In 1999 a documentary, ‘Conviction’, was broadcast on the BBC’s Everyman programme. Its focus was the tireless efforts of my uncle and the Shot at Dawn campaign. Watching the programme was a sculptor, Andy DeComyn, who was so inspired by the documentary that he made enquiries of the BBC and offered John his help. The following year he created a memorial for the forgotten men of World War I and in 2001 his sculpture was unveiled at the National Memorial Arboretum. The slight figure of a blindfolded boy was modelled on Private Burden. With his hands tied behind his back he stands in front of 306 posts, bearing the names of the executed men. Six fir trees are planted opposite, representing the firing squad.

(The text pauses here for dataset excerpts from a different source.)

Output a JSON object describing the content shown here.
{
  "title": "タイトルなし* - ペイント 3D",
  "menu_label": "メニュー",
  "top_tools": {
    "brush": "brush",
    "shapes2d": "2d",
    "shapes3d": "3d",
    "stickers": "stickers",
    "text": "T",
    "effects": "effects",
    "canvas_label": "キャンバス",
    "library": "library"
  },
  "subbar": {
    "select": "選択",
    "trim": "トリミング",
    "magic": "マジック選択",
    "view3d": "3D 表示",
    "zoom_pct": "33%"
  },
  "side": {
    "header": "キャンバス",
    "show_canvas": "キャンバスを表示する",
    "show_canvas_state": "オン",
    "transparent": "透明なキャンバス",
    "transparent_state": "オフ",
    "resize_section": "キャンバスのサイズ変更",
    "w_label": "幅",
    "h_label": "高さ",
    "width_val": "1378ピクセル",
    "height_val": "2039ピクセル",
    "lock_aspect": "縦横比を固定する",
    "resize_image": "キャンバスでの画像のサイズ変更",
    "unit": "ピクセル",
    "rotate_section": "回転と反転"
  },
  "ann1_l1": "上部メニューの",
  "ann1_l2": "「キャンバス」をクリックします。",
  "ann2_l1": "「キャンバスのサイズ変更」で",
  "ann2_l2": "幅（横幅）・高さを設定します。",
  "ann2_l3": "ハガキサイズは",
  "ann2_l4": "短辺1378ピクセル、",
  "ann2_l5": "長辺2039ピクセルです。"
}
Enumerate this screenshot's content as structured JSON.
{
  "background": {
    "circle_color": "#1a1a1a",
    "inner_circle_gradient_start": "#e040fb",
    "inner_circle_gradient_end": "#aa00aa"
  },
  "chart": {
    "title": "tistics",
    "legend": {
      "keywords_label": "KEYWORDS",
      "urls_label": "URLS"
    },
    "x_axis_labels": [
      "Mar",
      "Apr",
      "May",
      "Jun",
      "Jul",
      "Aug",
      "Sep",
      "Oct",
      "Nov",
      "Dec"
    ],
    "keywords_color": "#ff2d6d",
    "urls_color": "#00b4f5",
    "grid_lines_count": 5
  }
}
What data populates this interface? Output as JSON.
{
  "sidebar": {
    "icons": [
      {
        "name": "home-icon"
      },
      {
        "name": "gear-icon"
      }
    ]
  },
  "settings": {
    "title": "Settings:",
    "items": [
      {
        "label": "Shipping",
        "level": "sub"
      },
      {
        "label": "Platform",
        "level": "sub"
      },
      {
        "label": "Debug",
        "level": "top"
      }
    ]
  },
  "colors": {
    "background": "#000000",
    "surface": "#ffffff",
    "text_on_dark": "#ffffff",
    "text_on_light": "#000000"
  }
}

Andy DeComyn funded the statue himself, with donations covering the cost of the posts and landscaping. The memorial generated a great deal of media interest and was instrumental in paving the way for the government to eventually grant pardons in 2006.
In November I visited the National Memorial Arboretum and was overwhelmed by the emotion which is triggered when seeing so many extraordinary tributes to those who have lost their lives. One of the highlights is the Armed Forces Memorial which has just undergone a year’s renovation. It’s a magnificent monument, listing the names of all Service personnel killed in operations since World War II. What is striking about the design is that at 11 am on the 11th November, the sun shines through the slim gap between two walls.
There are so many moving testaments to groups such as the Showmen’s Guild and those killed on the Burma Railway. Land Army girls are represented, so too are the Salvation Army and the Women’s Institute. The arboretum, with over 150 acres of beautifully kept gardens, meadows and woodland, is quite beautiful and I can’t praise it enough. It is free to enter, though donations are gratefully received. It has a beautiful chapel and a brand new state-of-the-art visitors centre with an excellent café/restaurant. A whole day spent here is highly recommended.
Of course, the Shot at Dawn memorial was the focus of my visit and, having attended my uncle’s funeral in July, after he died at the age of 90, I wanted to see the bench which had been dedicated to him.
On the plaque are the following words:
“What we do for ourselves alone dies with us, What we do for others and the world remains and is immortal.”